R. Emigh semble de fait rester à la surface de cette société, et en pénétrer les aspects comptables plus que le terroir, les archives ou la langue. Le terme de biada, par exemple, ne signifie pas "fodder" mais grains, céréales. Et les rares citations données en version originales paraissent parfois peu intelligibles. Celles des pages 137 et 157 se lisent en réalité sur les manuscrits "La Dianora sua figliuola da marito, d'anni XV. Èssi marita [= maritata] ma nonn è ita ancora a marito" et "Qui venne Piero Ridolfi e fu preso per la gabella del sale ec. al capitano; e niuno modo se ne può trarre, se non si pagha qualche danaio. Fallo dire costÌ agli huomini del popolo che proveghino."

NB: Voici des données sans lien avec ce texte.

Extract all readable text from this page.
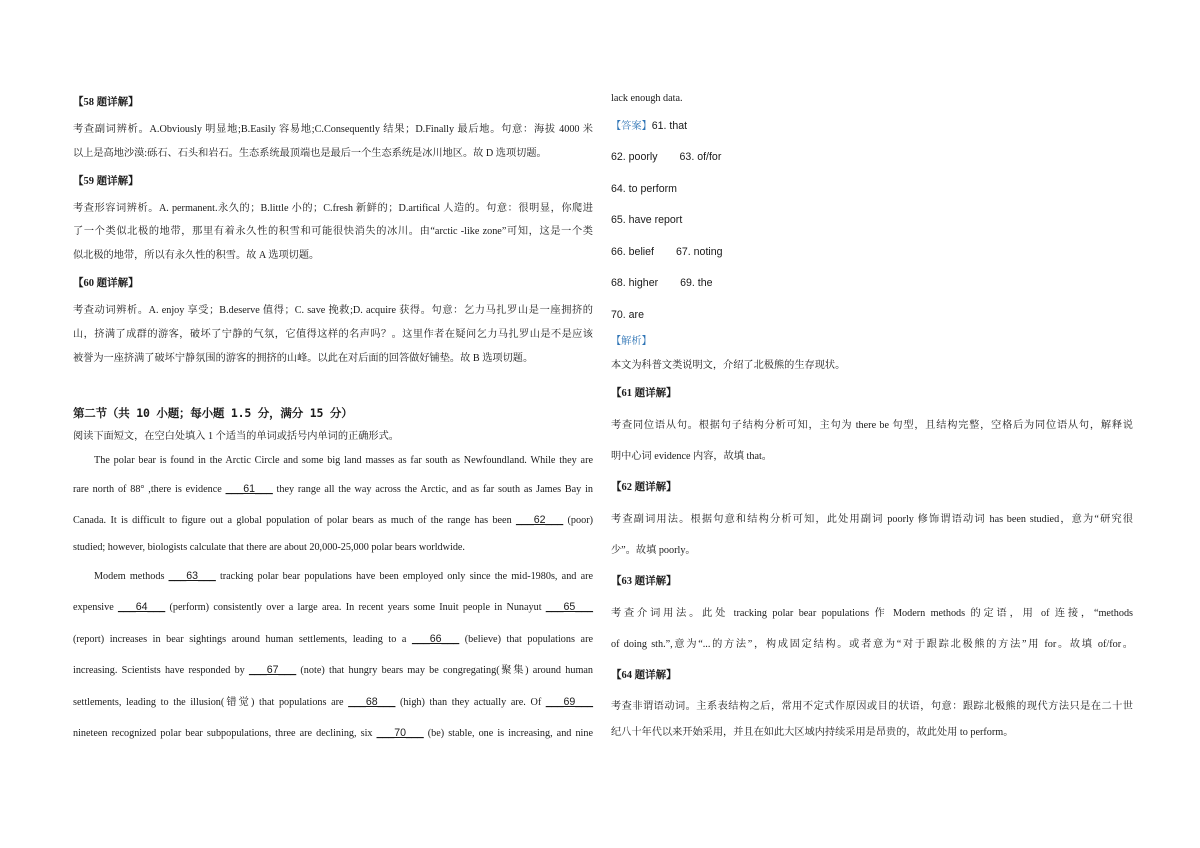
【58 题详解】
考查副词辨析。A.Obviously 明显地;B.Easily 容易地;C.Consequently 结果；D.Finally 最后地。句意：海拔 4000 米
以上是高地沙漠:砾石、石头和岩石。生态系统最顶端也是最后一个生态系统是冰川地区。故 D 选项切题。
【59 题详解】
考查形容词辨析。A. permanent.永久的；B.little 小的；C.fresh 新鲜的；D.artifical 人造的。句意：很明显，你爬进
了一个类似北极的地带，那里有着永久性的积雪和可能很快消失的冰川。由“arctic -like zone”可知，这是一个类
似北极的地带，所以有永久性的积雪。故 A 选项切题。
【60 题详解】
考查动词辨析。A. enjoy 享受；B.deserve 值得；C. save 挽救;D. acquire 获得。句意：乞力马扎罗山是一座拥挤的
山，挤满了成群的游客，破坏了宁静的气氛，它值得这样的名声吗？。这里作者在疑问乞力马扎罗山是不是应该
被誉为一座挤满了破坏宁静氛围的游客的拥挤的山峰。以此在对后面的回答做好铺垫。故 B 选项切题。
第二节（共 10 小题；每小题 1.5 分，满分 15 分）
阅读下面短文，在空白处填入 1 个适当的单词或括号内单词的正确形式。
The polar bear is found in the Arctic Circle and some big land masses as far south as Newfoundland. While they are
rare north of 88° ,there is evidence ___61___ they range all the way across the Arctic, and as far south as James Bay in
Canada. It is difficult to figure out a global population of polar bears as much of the range has been ___62___ (poor)
studied; however, biologists calculate that there are about 20,000-25,000 polar bears worldwide.
Modem methods ___63___ tracking polar bear populations have been employed only since the mid-1980s, and are
expensive ___64___ (perform) consistently over a large area. In recent years some Inuit people in Nunayut ___65___
(report) increases in bear sightings around human settlements, leading to a ___66___ (believe) that populations are
increasing. Scientists have responded by ___67___ (note) that hungry bears may be congregating(聚集) around human
settlements, leading to the illusion(错觉) that populations are ___68___ (high) than they actually are. Of ___69___
nineteen recognized polar bear subpopulations, three are declining, six ___70___ (be) stable, one is increasing, and nine
lack enough data.
【答案】61. that
62. poorly 63. of/for
64. to perform
65. have report
66. belief 67. noting
68. higher 69. the
70. are
【解析】
本文为科普文类说明文，介绍了北极熊的生存现状。
【61 题详解】
考查同位语从句。根据句子结构分析可知，主句为 there be 句型，且结构完整，空格后为同位语从句，解释说
明中心词 evidence 内容，故填 that。
【62 题详解】
考查副词用法。根据句意和结构分析可知，此处用副词 poorly 修饰谓语动词 has been studied，意为“研究很
少”。故填 poorly。
【63 题详解】
考查介词用法。此处 tracking polar bear populations 作 Modern methods 的定语，用 of 连接，“methods
of doing sth.”,意为“...的方法”，构成固定结构。或者意为“对于跟踪北极熊的方法”用 for。故填 of/for。
【64 题详解】
考查非谓语动词。主系表结构之后，常用不定式作原因或目的状语，句意：跟踪北极熊的现代方法只是在二十世
纪八十年代以来开始采用，并且在如此大区域内持续采用是昂贵的，故此处用 to perform。
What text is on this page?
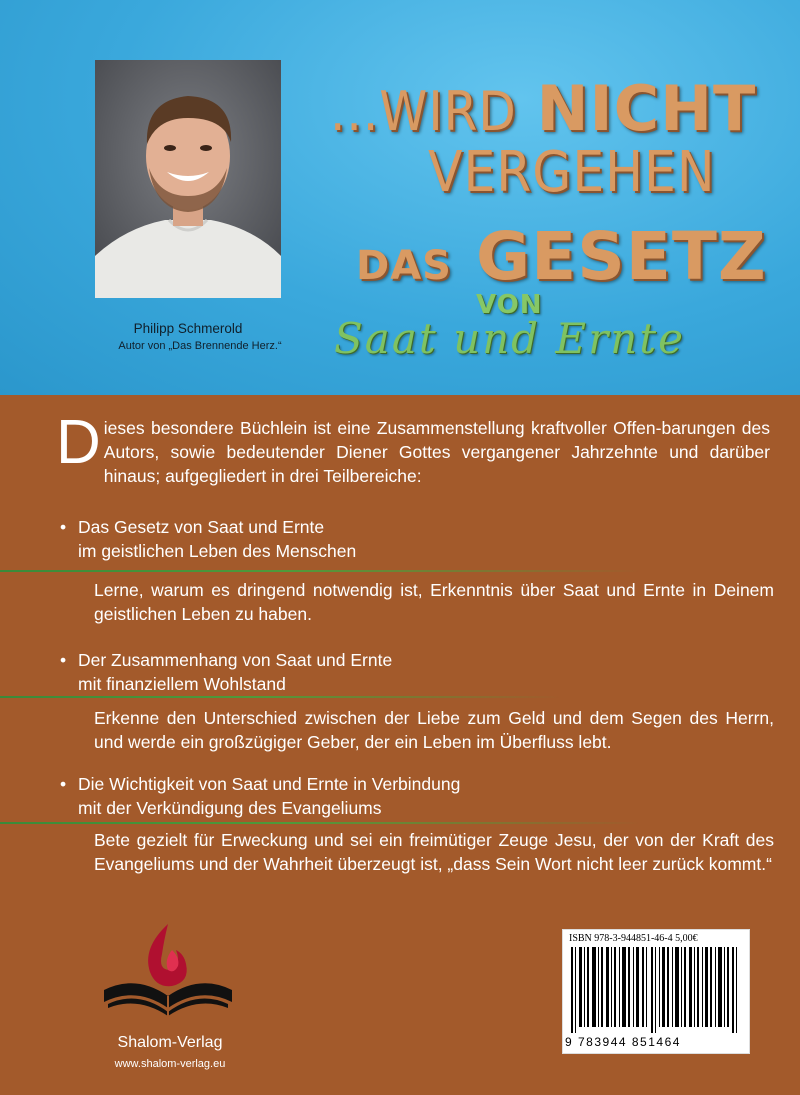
Philipp Schmerold
Autor von „Das Brennende Herz.“
...WIRD NICHT
VERGEHEN
DAS GESETZ
VON
Saat und Ernte
Dieses besondere Büchlein ist eine Zusammenstellung kraftvoller Offen-barungen des Autors, sowie bedeutender Diener Gottes vergangener Jahrzehnte und darüber hinaus; aufgegliedert in drei Teilbereiche:
• Das Gesetz von Saat und Ernte
im geistlichen Leben des Menschen
Lerne, warum es dringend notwendig ist, Erkenntnis über Saat und Ernte in Deinem geistlichen Leben zu haben.
• Der Zusammenhang von Saat und Ernte
mit finanziellem Wohlstand
Erkenne den Unterschied zwischen der Liebe zum Geld und dem Segen des Herrn, und werde ein großzügiger Geber, der ein Leben im Überfluss lebt.
• Die Wichtigkeit von Saat und Ernte in Verbindung
mit der Verkündigung des Evangeliums
Bete gezielt für Erweckung und sei ein freimütiger Zeuge Jesu, der von der Kraft des Evangeliums und der Wahrheit überzeugt ist, „dass Sein Wort nicht leer zurück kommt.“
Shalom-Verlag
www.shalom-verlag.eu
ISBN 978-3-944851-46-4 5,00€
9 783944 851464
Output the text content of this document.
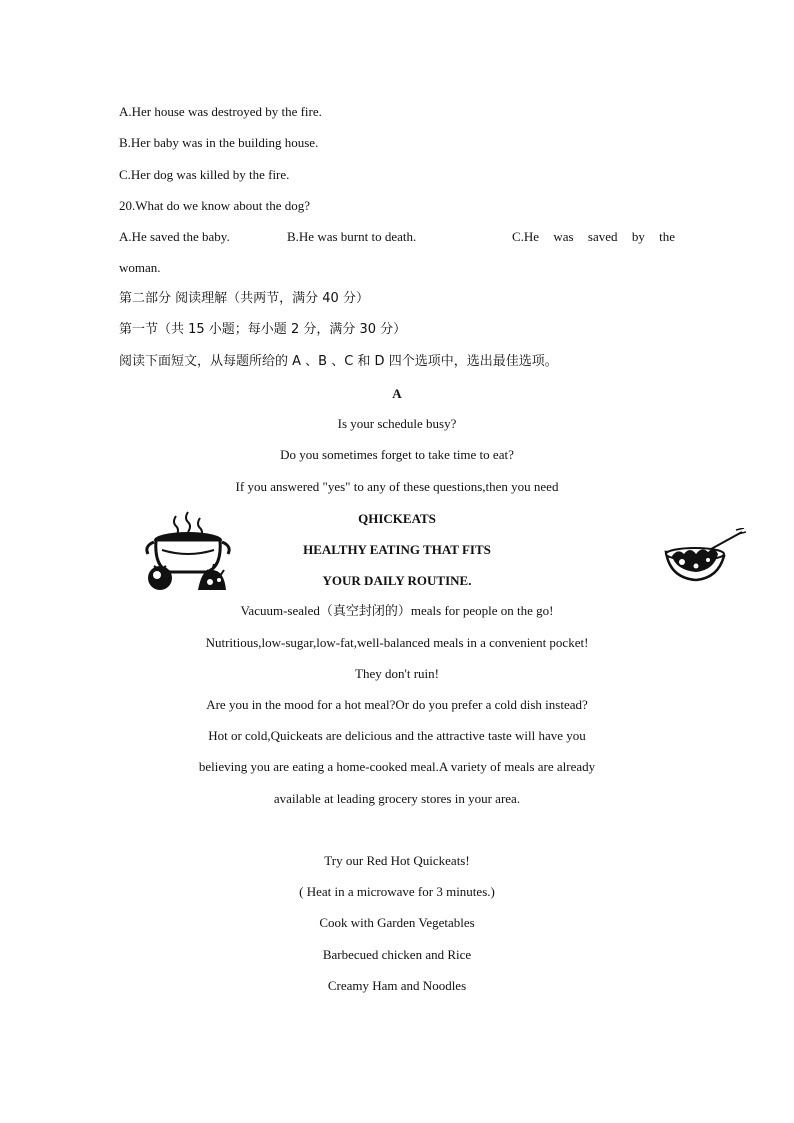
A.Her house was destroyed by the fire.
B.Her baby was in the building house.
C.Her dog was killed by the fire.
20.What do we know about the dog?
A.He saved the baby.	B.He was burnt to death.	C.He was saved by the
woman.
第二部分 阅读理解（共两节，满分 40 分）
第一节（共 15 小题；每小题 2 分，满分 30 分）
阅读下面短文，从每题所给的 A 、B 、C 和 D 四个选项中，选出最佳选项。
A
Is your schedule busy?
Do you sometimes forget to take time to eat?
If you answered "yes" to any of these questions,then you need
QHICKEATS
HEALTHY EATING THAT FITS
YOUR DAILY ROUTINE.
Vacuum-sealed（真空封闭的）meals for people on the go!
Nutritious,low-sugar,low-fat,well-balanced meals in a convenient pocket!
They don't ruin!
Are you in the mood for a hot meal?Or do you prefer a cold dish instead?
Hot or cold,Quickeats are delicious and the attractive taste will have you
believing you are eating a home-cooked meal.A variety of meals are already
available at leading grocery stores in your area.
Try our Red Hot Quickeats!
( Heat in a microwave for 3 minutes.)
Cook with Garden Vegetables
Barbecued chicken and Rice
Creamy Ham and Noodles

La bibliographie est globalement riche mais, si sa partie historique rassemble l'essentiel de la production anglophone des dernières décennies, on note des absences importantes dans les références italiennes (comme les travaux de Paolo Pirillo, notamment l'ouvrage commun avec Giuliano Pinto sur les contrats de métayage, ou ceux de Giacomo Todeschini sur la réflexion des lettrés contemporains sur le commerce; les ouvrages de Cesare Guasti, Iris Origo et Federigo Melis concernant Francesco Datini auraient déjà fourni des jalons dans l'analyse de l'attitude d'un marchand vis-à-vis de la richesse et de ses stratégies patrimoniales, un type d'étude que l'auteur appelle de ses vœux, p. 25; l'ouvrage de Vittore Branca, Mercanti scrittori aurait également enrichi les recueils de textes de la période, exclusivement abordés par des traductions). Cette bibliographie, qui se compose à plus de 90% d'études anglophones, ne comporte que deux références française et allemande; ici les absences sont encore plus voyantes (on pense notamment à l'ouvrage d'Alessandro Stella sur la répartition des richesses dans la population florentine de la seconde moitié du XIVe siècle et surtout à l'œuvre maîtresse de Charles de la Roncière sur les prix et salaires, dont l'ouvrage récemment traduit en italien, seul cité, ne constitue qu'un dernier volet). Enfin, si la bibliographie comporte presque autant d'études portant sur divers terrains historiques de la période moderne que sur la Toscane de la Renaissance, n'y apparaît pas l'ouvrage de Jean-Yves Grenier, L'économie de l'Ancien Régime, qui inviterait, au lieu de projeter sur une société ancienne les catégories des économistes des XIXe-XXe siècles en les tempérant seulement d'une coloration culturelle, à aborder d'un regard critique la pertinence dans un contexte fondamentalement hétérogène de notions centrales comme celles de marché, de travail, d'échanges, de valeur ou de monnaie.